Friday, July 27, 2012

George Washington - Beyond Childhood Myths to Leader of People

(Photo credit: WikiTree)
Stories abound regarding George Washington’s early childhood including chopping down a cherry tree and throwing a silver dollar across the Potomac River. True or not, stories have a way of framing our history. As an adult and student of history failure (doing my best to change that now), I admit these insignificant stories shaped my perception of this American leader and icon. Let us go beyond the myths and address some early influences that shaped one of the most significant leaders in American history.
  • George Washington was born February 22, 1732—the first of six children from his father’s second marriage and half-brother to three siblings from his father’s first marriage.
  • George's father Augustine provided well for his family as a successful owner of numerous plantations and justice of the county court. However, he died when George was 11 years old.
  • George was unable to study abroad; his formal education ended when he was approximately 15 years of age.
  • As a teenager, George had aspirations of leadership in the British Army; but his mother’s dissent led him to a career as a surveyor where he acquired land and grew his connections and influence. He was a very young leader of people.

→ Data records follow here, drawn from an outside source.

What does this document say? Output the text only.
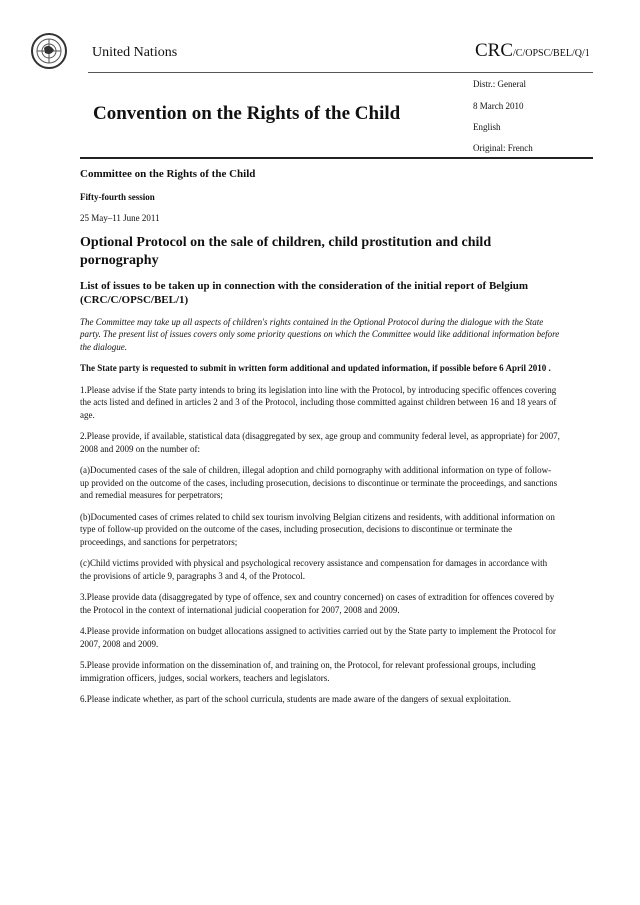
United Nations	CRC/C/OPSC/BEL/Q/1
Distr.: General
8 March 2010
English
Original: French
Convention on the Rights of the Child

Committee on the Rights of the Child

Fifty-fourth session

25 May–11 June 2011

Optional Protocol on the sale of children, child prostitution and child pornography

List of issues to be taken up in connection with the consideration of the initial report of Belgium (CRC/C/OPSC/BEL/1)

The Committee may take up all aspects of children's rights contained in the Optional Protocol during the dialogue with the State party. The present list of issues covers only some priority questions on which the Committee would like additional information before the dialogue.

The State party is requested to submit in written form additional and updated information, if possible before 6 April 2010 .

1.Please advise if the State party intends to bring its legislation into line with the Protocol, by introducing specific offences covering the acts listed and defined in articles 2 and 3 of the Protocol, including those committed against children between 16 and 18 years of age.

2.Please provide, if available, statistical data (disaggregated by sex, age group and community federal level, as appropriate) for 2007, 2008 and 2009 on the number of:

(a)Documented cases of the sale of children, illegal adoption and child pornography with additional information on type of follow-up provided on the outcome of the cases, including prosecution, decisions to discontinue or terminate the proceedings, and sanctions and remedial measures for perpetrators;

(b)Documented cases of crimes related to child sex tourism involving Belgian citizens and residents, with additional information on type of follow-up provided on the outcome of the cases, including prosecution, decisions to discontinue or terminate the proceedings, and sanctions for perpetrators;

(c)Child victims provided with physical and psychological recovery assistance and compensation for damages in accordance with the provisions of article 9, paragraphs 3 and 4, of the Protocol.

3.Please provide data (disaggregated by type of offence, sex and country concerned) on cases of extradition for offences covered by the Protocol in the context of international judicial cooperation for 2007, 2008 and 2009.

4.Please provide information on budget allocations assigned to activities carried out by the State party to implement the Protocol for 2007, 2008 and 2009.

5.Please provide information on the dissemination of, and training on, the Protocol, for relevant professional groups, including immigration officers, judges, social workers, teachers and legislators.

6.Please indicate whether, as part of the school curricula, students are made aware of the dangers of sexual exploitation.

  • George was known as a man of character undoubtedly influenced by 110 French maxims of his day: Rules of Civility & Decent Behaviour in Company and Conversation. Here are a few wildland fire leaders might consider (note they are as Washington wrote them in his school book):
    • 6th Sleep not when others Speak, Sit not when others stand, Speak not when you Should hold your Peace, walk not on when others Stop.
    • 14th Turn not your Back to others especially in Speaking, Jog not the Table or Desk on which Another reads or writes, lean not upon any one.
    • 39th In writing or Speaking, give to every Person his due Title According to his Degree & the Custom of the Place.
    • 40th Strive not with your Superiers in argument, but always Submit your Judgment to others with Modesty.
    • [4]9 Use no Reproachfull Language against any one neither Curse nor Revile.
    • [5]0th Be not hasty to beleive flying Reports to the Disparag[e]ment of any.
    • 56th Associate yourself with Men of good Quality if you Esteem your own Reputation; for 'tis better to be alone than in bad Company.
    • 58th Let your Conversation be without Malice or Envy, for 'tis a Sig[n o]f a Tractable and Commendable Nature: And in all Causes of Passion [ad]mit Reason to Govern.
    • 59th Never express anything unbecoming, nor Act agst the Rules Mora[l] before your inferiours.
    • 73d Think before you Speak pronounce not imperfectly nor bring ou[t] your Words too hastily but orderly & distinctly.
    • 74th When Another Speaks be attentive your Self and disturb not the Audience if any hesitate in his Words help him not nor Prompt him without desired, Interrupt him not, nor Answer him till his Speec[h] be ended.
    • 82d Undertake not what you cannot Perform but be Carefull to keep your Promise.
    • 110th Labour to keep alive in your Breast that Little Spark of Ce[les]tial fire Called Conscience.